When a woman joins the Carmelite order, she must leave her given names behind, taking on instead the names of two favorite saints. It is not required that the new names even be female. Her old names are never used, just as her past is never mentioned. In fa
ct both are protected, particularly from inquisitive outsiders.
And thus despite my wealth and my many positions of importance it took me more than twenty years to locate Sister Thaddeus Anthony of the Carmel of the Saint Therese of the Child Jesus. And once I discovered her location, it took another seven to negotiate a visit. Particularly unhelpful and often disruptive during this period were her immediate family, who had wealth and power of their own, and who of course were far more influential in both the government and church bureaucracies of the Philippines than was I. For even though Sister Thaddeus Anthony’s parents had long since died by the time I intensified my quest to see her, the decades had not lessened the vitriol and hatred among her siblings that had marked my long-ago departure for New York.
I have never been so nervous as when I stepped out of my hired car and stared through the front gates of the Gilmore convent.
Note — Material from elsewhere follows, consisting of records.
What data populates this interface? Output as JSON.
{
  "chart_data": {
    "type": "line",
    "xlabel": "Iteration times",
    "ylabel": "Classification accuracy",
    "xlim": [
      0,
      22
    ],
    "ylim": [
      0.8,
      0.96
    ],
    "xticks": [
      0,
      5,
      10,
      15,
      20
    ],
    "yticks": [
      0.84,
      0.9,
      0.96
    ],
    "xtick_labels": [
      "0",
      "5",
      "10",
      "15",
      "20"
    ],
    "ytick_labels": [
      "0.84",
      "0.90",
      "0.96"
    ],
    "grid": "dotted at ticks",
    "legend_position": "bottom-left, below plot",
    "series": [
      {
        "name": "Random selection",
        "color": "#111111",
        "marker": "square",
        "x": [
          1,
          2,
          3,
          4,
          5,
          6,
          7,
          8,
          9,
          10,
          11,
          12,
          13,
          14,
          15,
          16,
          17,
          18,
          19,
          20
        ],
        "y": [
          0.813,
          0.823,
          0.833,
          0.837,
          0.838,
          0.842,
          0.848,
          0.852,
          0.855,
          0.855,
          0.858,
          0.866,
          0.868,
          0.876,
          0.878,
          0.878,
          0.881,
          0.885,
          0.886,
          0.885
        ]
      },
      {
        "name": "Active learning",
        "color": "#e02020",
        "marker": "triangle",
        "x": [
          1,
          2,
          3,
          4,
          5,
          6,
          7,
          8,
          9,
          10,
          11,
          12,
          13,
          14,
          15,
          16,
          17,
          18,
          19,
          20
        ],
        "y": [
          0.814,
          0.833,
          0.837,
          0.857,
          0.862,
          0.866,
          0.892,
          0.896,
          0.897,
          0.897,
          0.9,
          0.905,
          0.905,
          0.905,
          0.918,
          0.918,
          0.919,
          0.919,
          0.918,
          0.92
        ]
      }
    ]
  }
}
I stood frozen, as if in shock, an old man leaning forward on hobbling knees, taking deep breaths to control the trembling that had overtaken my hands from a sudden rush of adrenaline. Watching the nuns in the yard before me as they glided slowly through their afternoon tasks, for the first time in nearly thirty years I questioned whether I even wanted to know what awaited me on the other side of the iron gates, inside the meticulously kept grounds.
For is it not true that the furious intensity of searching for something is often merely a mask for our fear of actually finding it?